Ray began his academic career in experimental evolution, studying how fruit flies adapt to manipulated environments to generate “a general picture of genetic architecture of adaptation”. He later joined the Australian Centre for Ancient DNA at the University of Adelaide, where he worked alongside João Teixeira, exploring the migration and arrival of ancient groups of humans to Indonesia, Australia and New Guinea.
Now at ECDI, Ray’s curiosity about “when people got here, what happened along the way and what’s happened since” is driving a collaboration with linguists and archaeologists to explore the roots of cultural diversity in Southern Papua New Guinea. At least five distinct language families exist in the region, signalling a unique evolutionary history.
Ray’s contribution to this research will be to analyse some of the first genomic samples of people from Southern PNG. However, he points out that genomic information is so vast, it can be difficult to know what to look for.

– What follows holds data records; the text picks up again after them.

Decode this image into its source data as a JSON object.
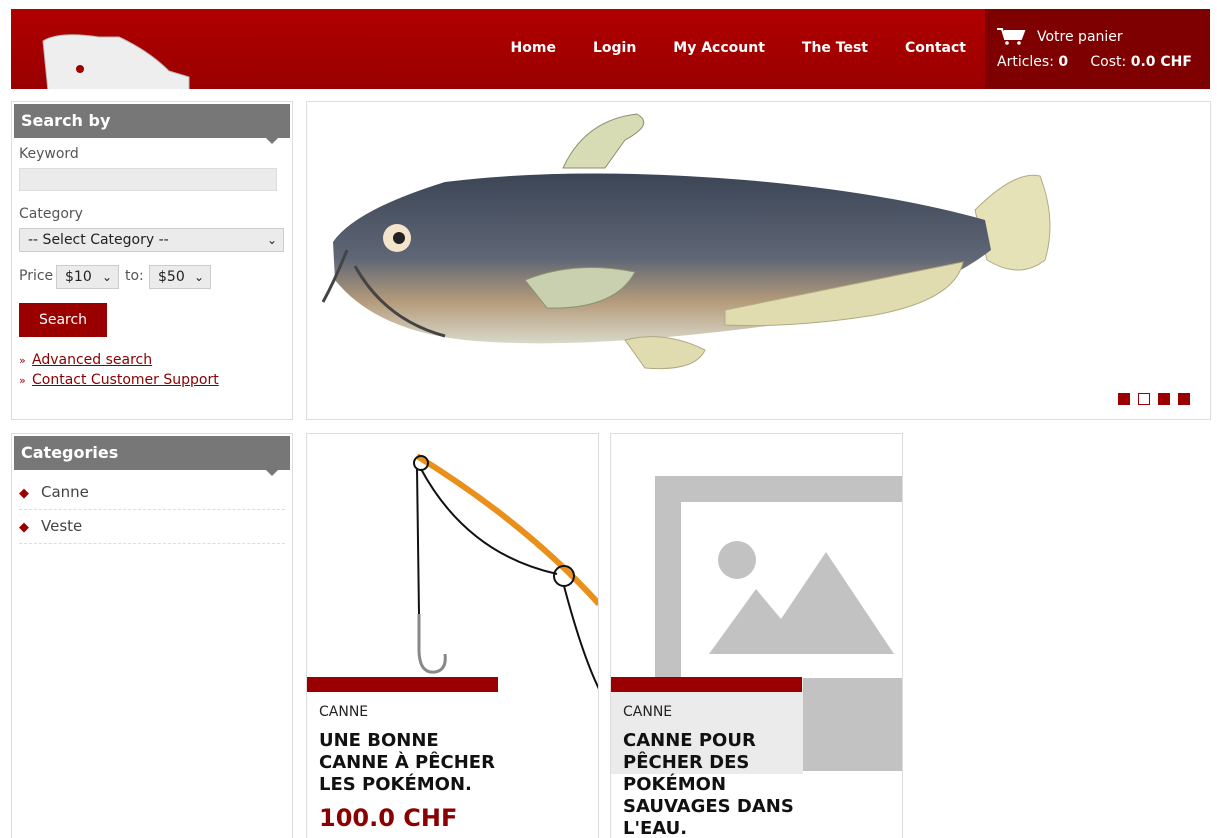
{
  "nav": {
    "items": [
      "Home",
      "Login",
      "My Account",
      "The Test",
      "Contact"
    ]
  },
  "cart": {
    "title": "Votre panier",
    "articles_label": "Articles:",
    "articles_value": "0",
    "cost_label": "Cost:",
    "cost_value": "0.0 CHF"
  },
  "search": {
    "title": "Search by",
    "keyword_label": "Keyword",
    "keyword_value": "",
    "category_label": "Category",
    "category_selected": "-- Select Category --",
    "price_label": "Price",
    "price_from": "$10",
    "to_label": "to:",
    "price_to": "$50",
    "button": "Search",
    "links": [
      "Advanced search",
      "Contact Customer Support"
    ]
  },
  "categories": {
    "title": "Categories",
    "items": [
      "Canne",
      "Veste"
    ]
  },
  "slider": {
    "dots": 4,
    "active_empty_index": 1
  },
  "products": [
    {
      "category": "CANNE",
      "title": "UNE BONNE CANNE À PÊCHER LES POKÉMON.",
      "price": "100.0 CHF"
    },
    {
      "category": "CANNE",
      "title": "CANNE POUR PÊCHER DES POKÉMON SAUVAGES DANS L'EAU.",
      "price": ""
    }
  ],
  "colors": {
    "brand": "#9a0000",
    "panel_head": "#777777"
  }
}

The knowledge gained by working alongside other disciplines will help to frame his hypotheses, give context to the analysis and inform how to interpret the data.
Some of these questions about the evolution, movement and diversity of human groups have been asked before; but at the heart of Ray’s collaboration with Nick Evans and other ECDI Researchers — and central to the broader Initiative — is an epistemological interest around providing more holistic, nuanced and satisfying answers to these questions. Ray notes that it’s not just about interdisciplinary collaboration — it’s about learning how to do this effectively, as it remains unclear how to best combine data and insights from between fields of research.
“Population geneticists like myself tend to use sociocultural data as a secondary information source that can help interpret genetic patterns – however we stand to uncover a much richer understanding of human history by directly combining these datasets into quantitative models of human bio-cultural evolution,” says Ray. “This is an inherently interdisciplinary challenge that I look forward to tackling with my ECDI colleagues in the coming years.”
He also highlights that it is vital to consider not only these historical questions, and the knowledge they give us about the current state of culture, society, diversity and human evolution, but to also explore useful applications of this information. This is where Ray’s interest in evolutionary medicine stems from.
By focusing on how evolutionary processes have left humans susceptible to different illnesses and health issues, evolutionary medicine seeks to find new ways of targeting disease. From a genetics perspective, this involves conducting large scale analyses of genetic material to identify variants that correspond with susceptibility, severity of reaction or adaptation.
Ray was recently involved in a study exploring signs of adaptation to coronaviruses like COVID-19 in the genes of 26 contemporary human populations. The study identified traces of viral interacting proteins — fingerprints left by viruses after they infect a cell — in five of these populations, suggesting their ancestors may have battled coronavirus outbreak as long as 25,000 years ago.
Research like this excites Ray because it can lead to the development of medicines that more precisely target the proteins that viruses interact with in the human body. Some of these proteins overlap with other diseases, signalling the potential to adapt existing treatments for novel viruses.
This research can also open opportunities for rectifying imbalances in genomics and medical research. Most of the material used in genetic studies comes from Europe and the United States, meaning the results of these studies are only truly accurate for the genomes of people from these regions. As the coronavirus study revealed, unique genetic evolution across different populations can result in different adaptations that may impact susceptibility or severity of reaction to diseases. If everyone’s individual genetic history plays a part in how they react to an illness, medicine could be made more effective by factoring in genetic differences.
But to factor in these differences, researchers need genetic material to study. This is the overlap between Ray’s two areas of interest. In his investigation of the genetic histories of the region, Ray will be working with communities not only to gather some of the first genomic samples from these people, but to establish standards around who controls the resulting data and how to gather samples ethically. Ray points to the National Centre for Indigenous Genomics at ANU, and also the Indonesian Genome Diversity Project run by his collaborators at the Eijkman Institute in Jakarta, as pioneering modern standards for ethical human genomic research that seeks to “rebalance the narrative” by delivering outcomes that directly benefit Indigenous communities.